2. If your intent was not to argue that someone else did it first and did it better, why did you frame your argument with a bunch of examples of other people doing similar things that you thought were better?
3. It's really not Radiohead's fault that they said "we want to make an album that reflects how we feel about the coming decade" and a whole bunch of people went "oh hey, we feel that way too!" You are wholly conflating artistic intention with critical reaction.
― a misunderstanding of Hip-Hop and contracts (HI DERE), Friday, 2 October 2009 14:28 (sixteen years ago)

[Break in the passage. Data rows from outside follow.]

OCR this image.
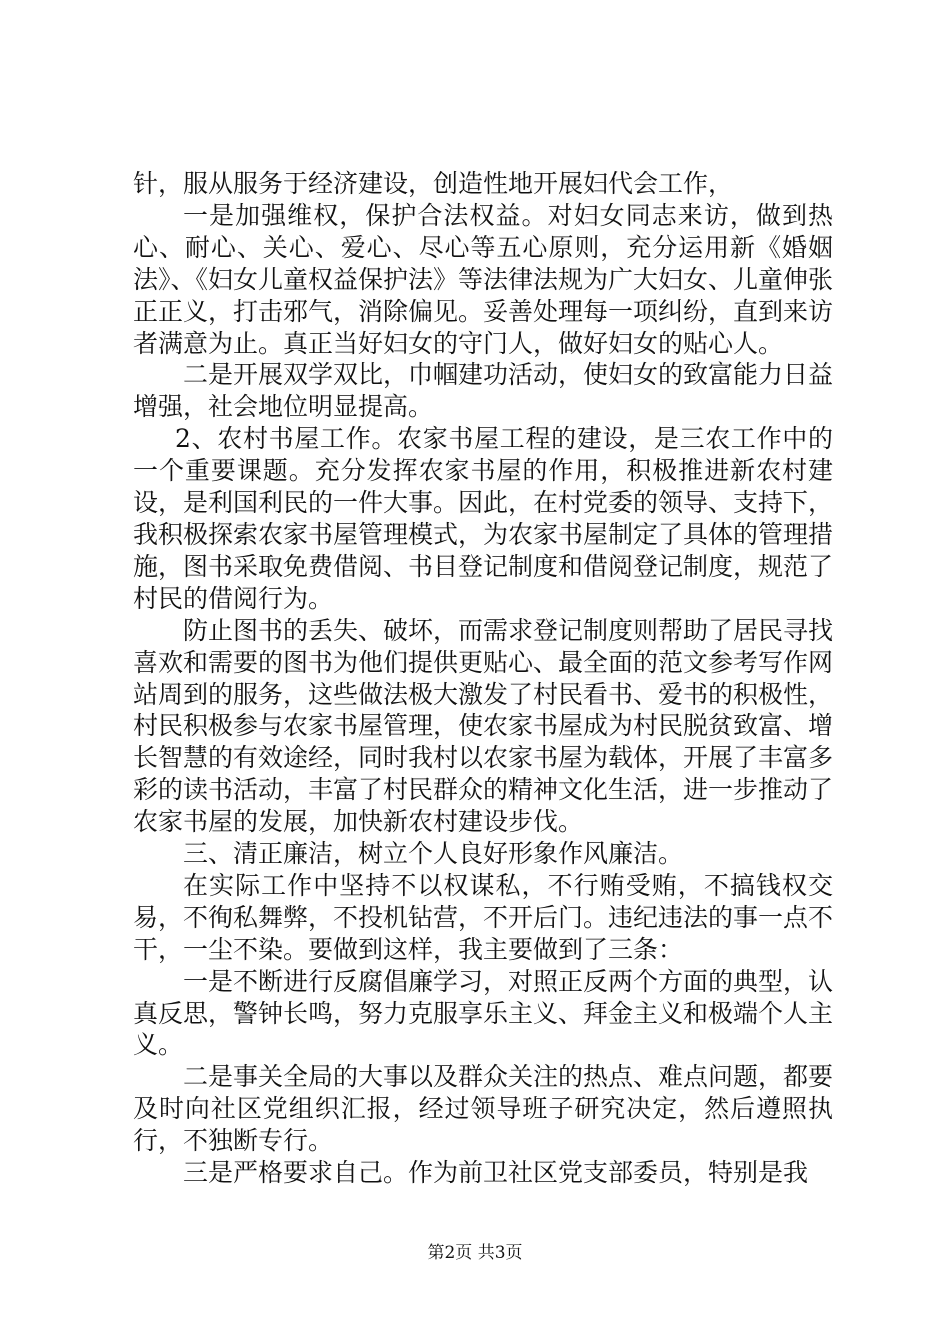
针，服从服务于经济建设，创造性地开展妇代会工作，

一是加强维权，保护合法权益。对妇女同志来访，做到热心、耐心、关心、爱心、尽心等五心原则，充分运用新《婚姻法》、《妇女儿童权益保护法》等法律法规为广大妇女、儿童伸张正正义，打击邪气，消除偏见。妥善处理每一项纠纷，直到来访者满意为止。真正当好妇女的守门人，做好妇女的贴心人。

二是开展双学双比，巾帼建功活动，使妇女的致富能力日益增强，社会地位明显提高。

2、农村书屋工作。农家书屋工程的建设，是三农工作中的一个重要课题。充分发挥农家书屋的作用，积极推进新农村建设，是利国利民的一件大事。因此，在村党委的领导、支持下，我积极探索农家书屋管理模式，为农家书屋制定了具体的管理措施，图书采取免费借阅、书目登记制度和借阅登记制度，规范了村民的借阅行为。

防止图书的丢失、破坏，而需求登记制度则帮助了居民寻找喜欢和需要的图书为他们提供更贴心、最全面的范文参考写作网站周到的服务，这些做法极大激发了村民看书、爱书的积极性，村民积极参与农家书屋管理，使农家书屋成为村民脱贫致富、增长智慧的有效途经，同时我村以农家书屋为载体，开展了丰富多彩的读书活动，丰富了村民群众的精神文化生活，进一步推动了农家书屋的发展，加快新农村建设步伐。

三、清正廉洁，树立个人良好形象作风廉洁。

在实际工作中坚持不以权谋私，不行贿受贿，不搞钱权交易，不徇私舞弊，不投机钻营，不开后门。违纪违法的事一点不干，一尘不染。要做到这样，我主要做到了三条：

一是不断进行反腐倡廉学习，对照正反两个方面的典型，认真反思，警钟长鸣，努力克服享乐主义、拜金主义和极端个人主义。

二是事关全局的大事以及群众关注的热点、难点问题，都要及时向社区党组织汇报，经过领导班子研究决定，然后遵照执行，不独断专行。

三是严格要求自己。作为前卫社区党支部委员，特别是我

第2页 共3页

Off the top of my head only Kanye, Jay-Z, Outkast, and Timberlake are bigger artists than Radiohead out of everyone on our list, but did they make better records?
uh YES
― lex pretend, Friday, 2 October 2009 14:29 (sixteen years ago)
― scottpl, Friday, October 2, 2009 3:23 PM (32 seconds ago) Bookmark Suggest Ban Permalink
... nick is UK and so's this board, kind of, and the narrative is more like: non-one hears of them till 'creep' is a US hit. 'the bends' is massive and is source of about six hit singles.

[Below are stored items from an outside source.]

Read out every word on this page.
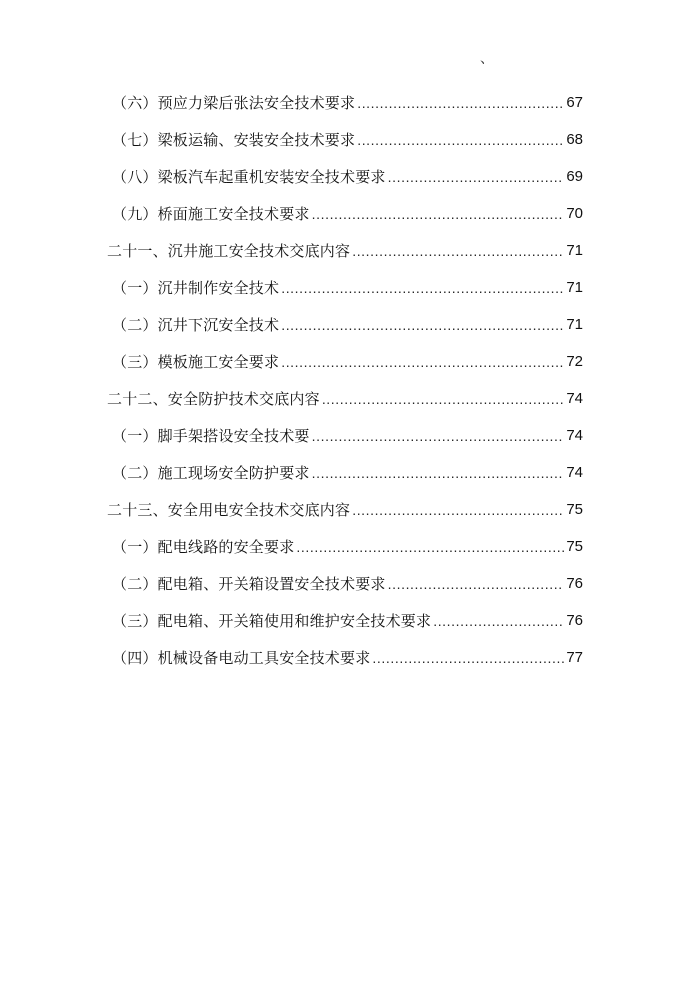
、
（六）预应力梁后张法安全技术要求 .....	67
（七）梁板运输、安装安全技术要求 .....	68
（八）梁板汽车起重机安装安全技术要求 .....	69
（九）桥面施工安全技术要求 .....	70
二十一、沉井施工安全技术交底内容 .....	71
（一）沉井制作安全技术 .....	71
（二）沉井下沉安全技术 .....	71
（三）模板施工安全要求 .....	72
二十二、安全防护技术交底内容 .....	74
（一）脚手架搭设安全技术要 .....	74
（二）施工现场安全防护要求 .....	74
二十三、安全用电安全技术交底内容 .....	75
（一）配电线路的安全要求 .....	75
（二）配电箱、开关箱设置安全技术要求 .....	76
（三）配电箱、开关箱使用和维护安全技术要求 .....	76
（四）机械设备电动工具安全技术要求 .....	77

'ok computer' is one of the most anticipated records of the late 1990s, is a massive hit, and is voted best album of all time (i think) in q magazine in 1998.
then they shit the bed with some vaguely warp-sounding ish with added mewling.

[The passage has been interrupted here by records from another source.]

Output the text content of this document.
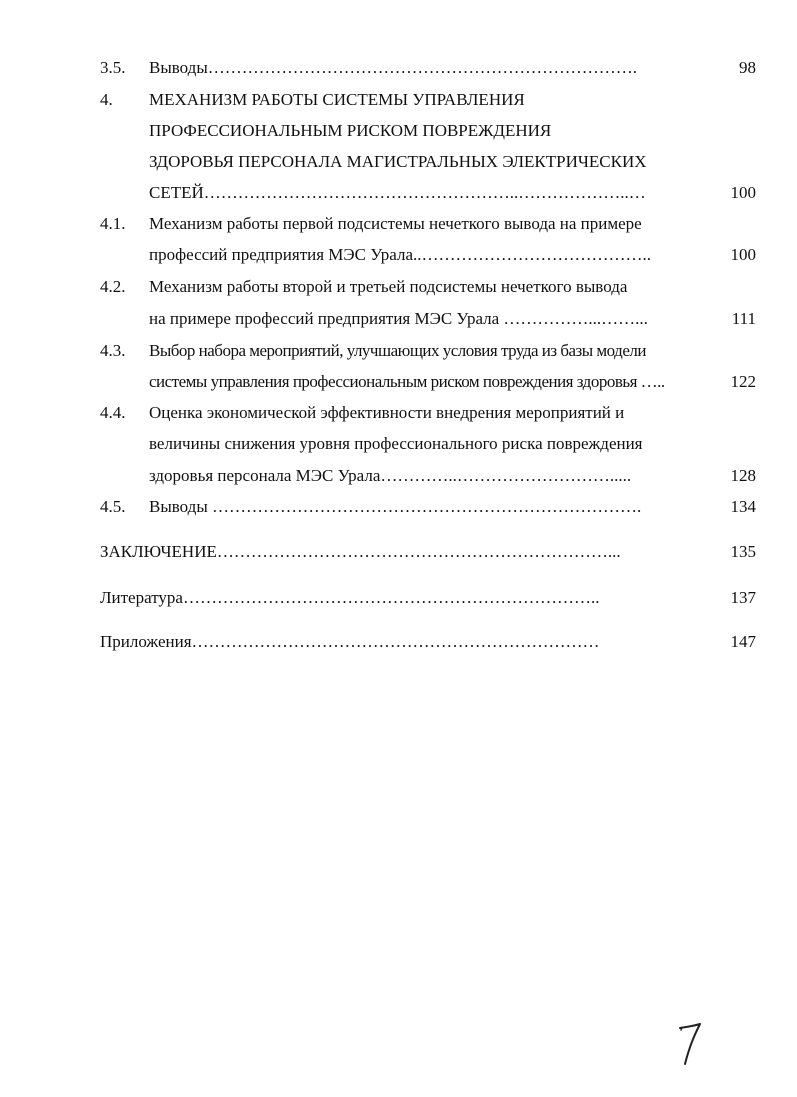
3.5. Выводы………………………………………………………………….	98
4. МЕХАНИЗМ РАБОТЫ СИСТЕМЫ УПРАВЛЕНИЯ
ПРОФЕССИОНАЛЬНЫМ РИСКОМ ПОВРЕЖДЕНИЯ
ЗДОРОВЬЯ ПЕРСОНАЛА МАГИСТРАЛЬНЫХ ЭЛЕКТРИЧЕСКИХ
СЕТЕЙ………………………………………………..………………..…	100
4.1. Механизм работы первой подсистемы нечеткого вывода на примере
профессий предприятия МЭС Урала..…………………………………..	100
4.2. Механизм работы второй и третьей подсистемы нечеткого вывода
на примере профессий предприятия МЭС Урала ……………...……...	111
4.3. Выбор набора мероприятий, улучшающих условия труда из базы модели
системы управления профессиональным риском повреждения здоровья …..	122
4.4. Оценка экономической эффективности внедрения мероприятий и
величины снижения уровня профессионального риска повреждения
здоровья персонала МЭС Урала…………..……………………….....	128
4.5. Выводы ………………………………………………………………….	134
ЗАКЛЮЧЕНИЕ……………………………………………………………...	135
Литература………………………………………………………………..	137
Приложения………………………………………………………………	147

ok j/k, but it wasn't a slow/organic thing between 1995-02, here at any rate.
― history mayne, Friday, 2 October 2009 14:29 (sixteen years ago)
can't believe Pitchfork made Al Gore's record #1
― Mr. Que, Friday, 2 October 2009 14:36 (sixteen years ago)
"Punk had taught us to be skeptical of pure, unapologetic prettiness, so as underground music fans, we'd been conditioned to reject this sort of thing." P4k's "us" consists of underground music fans with a shared ethic learned from punk. So naturally its list is niche, and that's its niche, evidently.― Euler
― Euler
OTM. That anyone would act all surprised about this amazes me. You can draw a straight line from Lester Bangs-favored late 60s/early 70s rock -- through CBGB punk and late 70s power pop -- through 80s college & 90s indie rock to get to where pitchfork is now. The group speaking ("underground"-friendly music critics, mostly white, educated & middle class) hasn't changed much, nor has the audience (same people, not making a career of it). This voice and its sphere of concerns has dominated the just-barely-sub-mainstream critical discourse on American pop for decades, and its persistence is completely predictable.
― That's not just me saying that, that's the Pentagon. (contenderizer), Friday, 2 October 2009 14:39 (sixteen years ago)
I think it was a mistake not listing Love + Theft, even considering the Pfk brand/aesthetic/etc. But outside glaring omissions like that, it's hard for me to look at this list and complain about placement (omg, Kid A shouldn't be #1, it should really be [this other album they listed somewhere]), or about choice of album (don't they know that Our Endless Numbered Days >> The Creek Drank the Cradle). I figure anything anywhere on that list that I dig is enough of a crossover with my tastes that I'm happy (especially considering OTM'ness of earlier comment that I only read online lists to somehow affirm my own taste in light of some public post -- I feel the same way about watching the OSCARS too and seeing super-famous tho not quite mainstream screenplay writer win award over hack-famous screenplay writer).